通过正则表达式来获取一个网页中的所有的 URL链接，并下载这些 URL链接的源代码

使用的系统：Windows 10 64位

Python 语言版本：Python 2.7.10 V

使用的编程 Python 的集成开发环境：PyCharm 2016 04

我使用的 urllib 的版本：urllib2

注意： 我没这里使用的是 Python2 ，而不是Python3

一 . 前言

通过之前两节（爬取一个网页的网络爬虫和解决爬取到的网页显示时乱码问题），我们终于完成了最终的 download() 函数。

并且上上一节，我们通过网站地图解析里面的URL的方式爬取了目标站点的所有网页。在上一节，介绍一种方法来爬取一个网页里面所有的链接网页。这一节，我们通过正则表达式来获取一个网页中的所有的URL链接，并下载这些URL链接的源代码。

二 . 简介

到目前为止，我们已经利用目标网站的结构特点实现了两个简单爬虫。只要这两个技术可用，就应当使用其进行爬取，因为这两个方法最小化了需要下载的网页数量。不过，对于一些网站，我们需要让爬虫表现得更像普通用户：跟踪链接，访问感兴趣的内容。

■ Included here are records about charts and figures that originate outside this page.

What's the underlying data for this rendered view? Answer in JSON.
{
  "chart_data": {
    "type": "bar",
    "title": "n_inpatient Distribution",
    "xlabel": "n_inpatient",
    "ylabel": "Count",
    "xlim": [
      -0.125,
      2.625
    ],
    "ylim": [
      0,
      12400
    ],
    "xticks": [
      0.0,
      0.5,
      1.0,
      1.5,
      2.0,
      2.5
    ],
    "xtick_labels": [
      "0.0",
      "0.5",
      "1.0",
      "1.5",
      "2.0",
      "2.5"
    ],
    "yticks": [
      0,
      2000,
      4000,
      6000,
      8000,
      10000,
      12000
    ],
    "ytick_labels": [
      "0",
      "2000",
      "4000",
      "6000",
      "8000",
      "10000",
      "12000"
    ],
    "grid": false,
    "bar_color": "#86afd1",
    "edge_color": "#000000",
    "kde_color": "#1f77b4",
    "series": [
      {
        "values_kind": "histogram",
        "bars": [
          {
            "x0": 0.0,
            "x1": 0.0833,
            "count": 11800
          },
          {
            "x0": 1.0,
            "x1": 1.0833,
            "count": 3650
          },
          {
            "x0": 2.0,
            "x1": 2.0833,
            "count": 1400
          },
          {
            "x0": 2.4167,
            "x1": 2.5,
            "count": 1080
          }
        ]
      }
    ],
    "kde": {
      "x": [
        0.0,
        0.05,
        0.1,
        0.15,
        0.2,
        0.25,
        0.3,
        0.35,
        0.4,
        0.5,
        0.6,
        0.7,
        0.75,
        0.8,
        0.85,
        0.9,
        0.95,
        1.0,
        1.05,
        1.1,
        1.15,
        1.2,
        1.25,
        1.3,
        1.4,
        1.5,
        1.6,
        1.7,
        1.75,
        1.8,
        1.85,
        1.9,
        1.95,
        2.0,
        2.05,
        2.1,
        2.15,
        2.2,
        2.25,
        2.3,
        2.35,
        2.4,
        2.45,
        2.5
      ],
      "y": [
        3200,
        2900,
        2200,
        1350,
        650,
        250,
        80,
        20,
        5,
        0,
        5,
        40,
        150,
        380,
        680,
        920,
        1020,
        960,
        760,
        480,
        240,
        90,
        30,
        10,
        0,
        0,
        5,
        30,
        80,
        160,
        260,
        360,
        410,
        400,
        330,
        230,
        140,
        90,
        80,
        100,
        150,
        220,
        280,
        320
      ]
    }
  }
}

通过跟踪所有链接的方式，我们可以很容易地下载整个网站的页面。但是这种方法会下载大量我们并不需要的网页。例如，我们想要从一个在线论坛中爬取用户账号详情页，那么此时我们只需要下载账户页，而不需要下载讨论轮贴的页面。本篇博客中的链接爬虫将使用正则表达式来确定需要下载那些页面。

三 . 初级代码

import re

def link_crawler(seed_url, link_regex):

    """Crawl from the given seed URL following links matched by link_regex

    """

    crawl_queue = [seed_url]

    while crawl_queue:

        url = crawl_queue.pop()

        html = download(url)

        # filter for links matching our regular expression

        for link in get_links(html):

            if re.match(link_regex, link):

                crawl_queue.append(link)

def get_links(html):

    """Return a list of links from html

    """

    # a regular expression to extract all links from the webpage

    webpage_regex = re.compile('<a[^>]+href=["\'](.*?)["\']', re.IGNORECASE)

    # list of all links from the webpage

    return webpage_regex.findall(html)

四 . 讲解初级代码

1 .

def link_crawler(seed_url, link_regex):

这个函数就是我们要在外部使用的函数。功能：先下载 seed_url 网页的源代码，然后提取出里面所有的链接URL，接着对所有匹配到的链接URL与link_regex 进行匹配，如果链接URL里面有link_regex内容，就将这个链接URL放入到队列中，下一次执行 while crawl_queue: 就对这个链接URL 进行同样的操作。反反复复，直到 crawl_queue 队列为空，才退出函数。

2 .

get_links(html) 函数的功能：用来获取 html 网页中所有的链接URL。

3 .

webpage_regex = re.compile('<a[^>]+href=["\']'(.*?)["\']', re.IGNORECASE)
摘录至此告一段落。